The Miami Dolphins have a next man up mentality, they talk about it all the time, they talked about it more after the loss to the Lions that saw several players go down for either multiple plays or the rest of the game entirely.
"It's football, injuries happen," said Dolphins (and former Lions) defensive tackle Akeem Spence. "It's next man up mentality, and we've been that all throughout this season, we got games where you had two guys go out on the defensive line, guys picked it up, so I mean we gotta continue to step up, continue to make plays, and guys just gotta keep believing, believing in each other, and keep belieiving in this team. It's one loss, we got a game come Thursday night, and we need everybody. Everybody needs to get healthy, do what they need to do, come Thursday night and find a way to get a 'W'."
But that's just it, as much as they would like to talk about next man up, there comes a point where the level of injuries starts becoming a mountain that can't be overcome. Consider this:
The Dolphins traded for center Daniel Kilgore and signed Pro Bowl guard Josh Sitton to shore up the interior of the offensive line and protect Ryan Tannehill. Sitton lasted one game, and Ted Larsen took over. Kilgore went down weeks later, and Travis Swanson was picked up off the street. Then Miami signed former Jets interior OL Wesley Johnson just in case, and he wound up playing on both sides during the Lions game, spelling Larsen and Jesse Davis who both missed snaps with injuries.
Then there's Albert Wilson, who left the game with a bad hip injury, and then there's Mike Gesicki, who was evaluated for a concussion, and then there's Kenny Stills, who hopped off the field after taking a bad hit on a deep pass late in the fourth quarter.
Ryan Tannehill, William Hayes, DeVante Parker, A.J. Derby, even Jerome Baker and Frank Gore missed a few snaps against the Lions.
Is the team really just that cursed?
For what it's worth, the team not only used the next man up mentality to discuss that players needed to step up, but also to say that there were truly no excuses for the performance they put out at home against a team that actually improved to 3-3 with the win on Sunday.
"They were just taking the plays we were giving them," said Dolphins cornerback Bobby McCain, who himself just returned from injury. "A veteran quarterback like that (Stafford), they're gonna take what you give them. If you give them 2nd and 5, they'll take it, you give them 3rd and 1, they'll take it. At the end of the day, we know we gotta play better in the back end and up front. As a defense we gotta play better, as a team we gotta play better, we didn't do enough."
Miami's defense, which had been viewed as the strength of the team for the past few weeks, gave up a total of 248 rushing yards to the Lions, with rookie phenom Kerryon Johnson accounting for 158 of those yards.
The Dolphins offense racked up a grand total of 322 yards.
At some point we have to raise an eyebrow, at some point we have to wonder why players are so prone to getting injured in Miami.
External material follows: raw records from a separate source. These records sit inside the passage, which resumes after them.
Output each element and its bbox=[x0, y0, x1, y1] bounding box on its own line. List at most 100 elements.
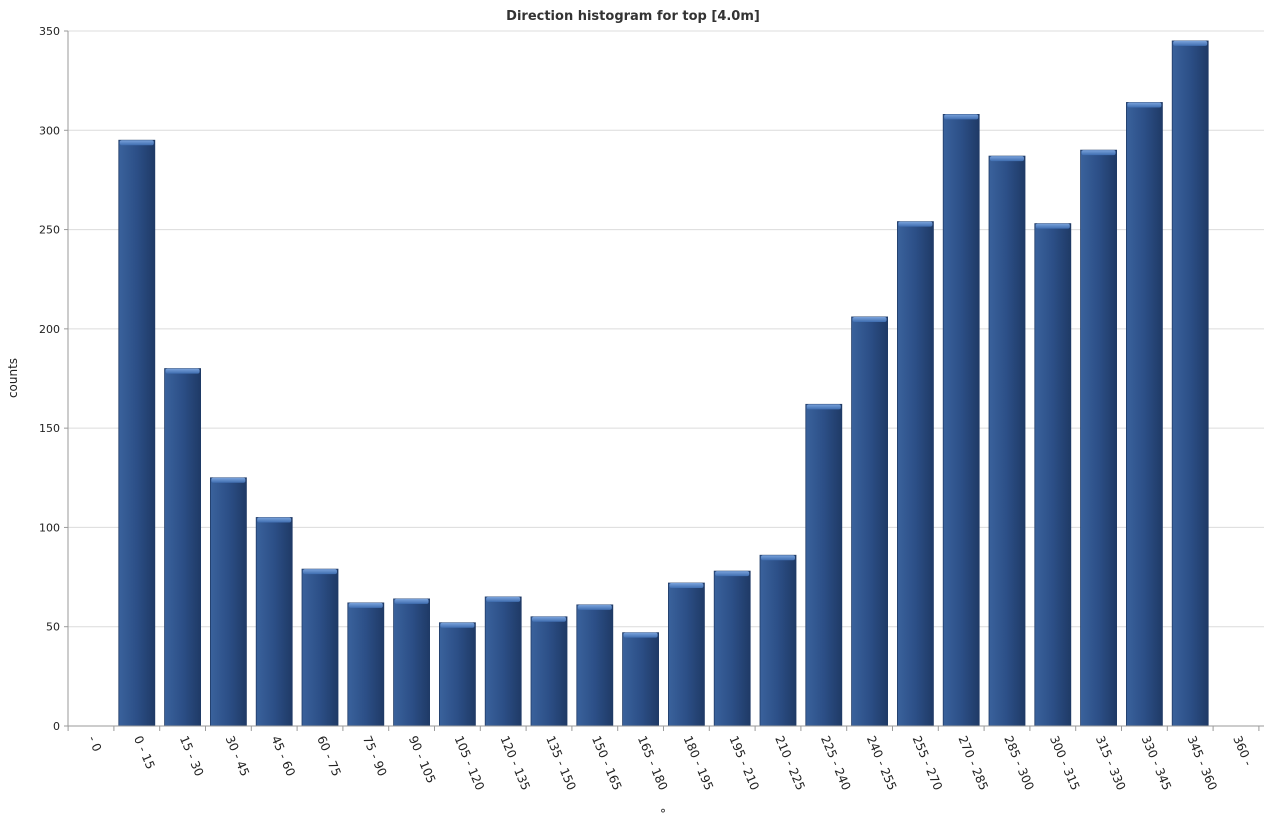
bar-body bbox=[301, 568, 339, 727]
x-tick-label: 30 - 45 bbox=[223, 734, 252, 779]
x-tick-label: 240 - 255 bbox=[864, 734, 899, 793]
histogram-bar bbox=[942, 114, 980, 727]
x-axis-label: ° bbox=[660, 807, 666, 821]
bar-body bbox=[988, 155, 1026, 727]
x-tick-label: 270 - 285 bbox=[955, 734, 990, 793]
x-tick-label: 0 - 15 bbox=[131, 734, 158, 772]
bar-body bbox=[668, 582, 705, 727]
histogram-bar bbox=[255, 517, 293, 727]
x-tick-label: 315 - 330 bbox=[1093, 734, 1128, 793]
bar-cap bbox=[486, 596, 521, 602]
histogram-bar bbox=[209, 477, 247, 727]
y-tick-label: 150 bbox=[39, 422, 60, 435]
bar-cap bbox=[761, 555, 795, 561]
x-tick-label: 180 - 195 bbox=[681, 734, 716, 793]
y-tick-label: 200 bbox=[39, 323, 60, 336]
histogram-bar bbox=[851, 316, 888, 727]
y-tick-label: 100 bbox=[39, 521, 60, 534]
x-tick-label: 300 - 315 bbox=[1047, 734, 1082, 793]
bar-body bbox=[118, 139, 156, 727]
bar-body bbox=[851, 316, 888, 727]
x-tick-label: 285 - 300 bbox=[1001, 734, 1036, 793]
histogram-bar bbox=[622, 632, 659, 727]
x-tick-label: 105 - 120 bbox=[452, 734, 487, 793]
bar-body bbox=[209, 477, 247, 727]
x-tick-label: 225 - 240 bbox=[818, 734, 853, 793]
y-tick-label: 250 bbox=[39, 224, 60, 237]
bar-cap bbox=[1173, 40, 1208, 46]
histogram-bar bbox=[118, 139, 156, 727]
histogram-bar bbox=[484, 596, 522, 727]
x-tick-label: - 0 bbox=[85, 734, 104, 754]
chart-title: Direction histogram for top [4.0m] bbox=[506, 9, 760, 24]
bar-cap bbox=[440, 622, 475, 628]
x-tick-label: 15 - 30 bbox=[177, 734, 206, 779]
histogram-bar bbox=[759, 554, 797, 727]
bar-cap bbox=[119, 140, 154, 146]
histogram-bar bbox=[805, 403, 843, 727]
x-tick-label: 195 - 210 bbox=[726, 734, 761, 793]
bar-cap bbox=[623, 632, 658, 638]
bar-cap bbox=[1081, 150, 1116, 156]
bar-cap bbox=[257, 517, 292, 523]
x-tick-label: 90 - 105 bbox=[406, 734, 438, 786]
x-tick-label: 60 - 75 bbox=[314, 734, 343, 779]
bar-cap bbox=[532, 616, 566, 622]
x-tick-label: 210 - 225 bbox=[772, 734, 807, 793]
bar-body bbox=[1171, 40, 1209, 727]
histogram-bar bbox=[530, 616, 568, 727]
bar-body bbox=[713, 570, 751, 727]
x-tick-label: 345 - 360 bbox=[1184, 734, 1219, 793]
histogram-bar bbox=[576, 604, 614, 727]
histogram-bar bbox=[713, 570, 751, 727]
bar-cap bbox=[990, 156, 1024, 162]
bar-cap bbox=[394, 598, 429, 604]
y-tick-label: 300 bbox=[39, 124, 60, 137]
x-tick-label: 120 - 135 bbox=[497, 734, 532, 793]
bar-body bbox=[1034, 223, 1072, 727]
bar-body bbox=[438, 622, 476, 727]
bar-body bbox=[530, 616, 568, 727]
histogram-bar bbox=[897, 221, 934, 727]
histogram-bar bbox=[988, 155, 1026, 727]
bar-body bbox=[484, 596, 522, 727]
bar-body bbox=[942, 114, 980, 727]
bar-cap bbox=[852, 316, 887, 322]
histogram-bar bbox=[301, 568, 339, 727]
histogram-bar bbox=[1126, 102, 1163, 727]
x-tick-label: 150 - 165 bbox=[589, 734, 624, 793]
bar-cap bbox=[1127, 102, 1162, 108]
bar-cap bbox=[211, 477, 246, 483]
histogram-bar bbox=[668, 582, 705, 727]
bar-body bbox=[759, 554, 797, 727]
y-tick-label: 0 bbox=[53, 720, 60, 733]
histogram-bar bbox=[164, 368, 202, 727]
bar-cap bbox=[669, 583, 704, 589]
x-tick-label: 45 - 60 bbox=[268, 734, 297, 779]
bar-body bbox=[897, 221, 934, 727]
bar-cap bbox=[348, 602, 383, 608]
bar-body bbox=[622, 632, 659, 727]
y-tick-label: 350 bbox=[39, 25, 60, 38]
bar-body bbox=[1126, 102, 1163, 727]
x-tick-label: 330 - 345 bbox=[1139, 734, 1174, 793]
bar-cap bbox=[165, 368, 200, 374]
x-tick-label: 135 - 150 bbox=[543, 734, 578, 793]
bar-body bbox=[347, 602, 385, 727]
histogram-bar bbox=[1080, 149, 1117, 727]
x-tick-label: 165 - 180 bbox=[635, 734, 670, 793]
bar-body bbox=[393, 598, 431, 727]
histogram-bar bbox=[347, 602, 385, 727]
bar-body bbox=[1080, 149, 1117, 727]
bar-cap bbox=[944, 114, 979, 120]
bar-body bbox=[805, 403, 843, 727]
histogram-bar bbox=[1034, 223, 1072, 727]
histogram-bar bbox=[393, 598, 431, 727]
bar-body bbox=[164, 368, 202, 727]
x-tick-label: 360 - bbox=[1230, 734, 1255, 768]
bar-cap bbox=[1035, 223, 1070, 229]
bar-body bbox=[576, 604, 614, 727]
histogram-bar bbox=[1171, 40, 1209, 727]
Is it strength and conditioning? Is it the heat and humidity? Is it because of the stadium is built on an Indian burial ground?
Either way, the team needs to find a solution and fast, before there's no players left to play. Now the Dolphins will have a short week as they head up to play a hot Houston Texans team that's won four straight games, and they better have some healthy bodies who can carry the workload if they don't want to fall too far behind the season.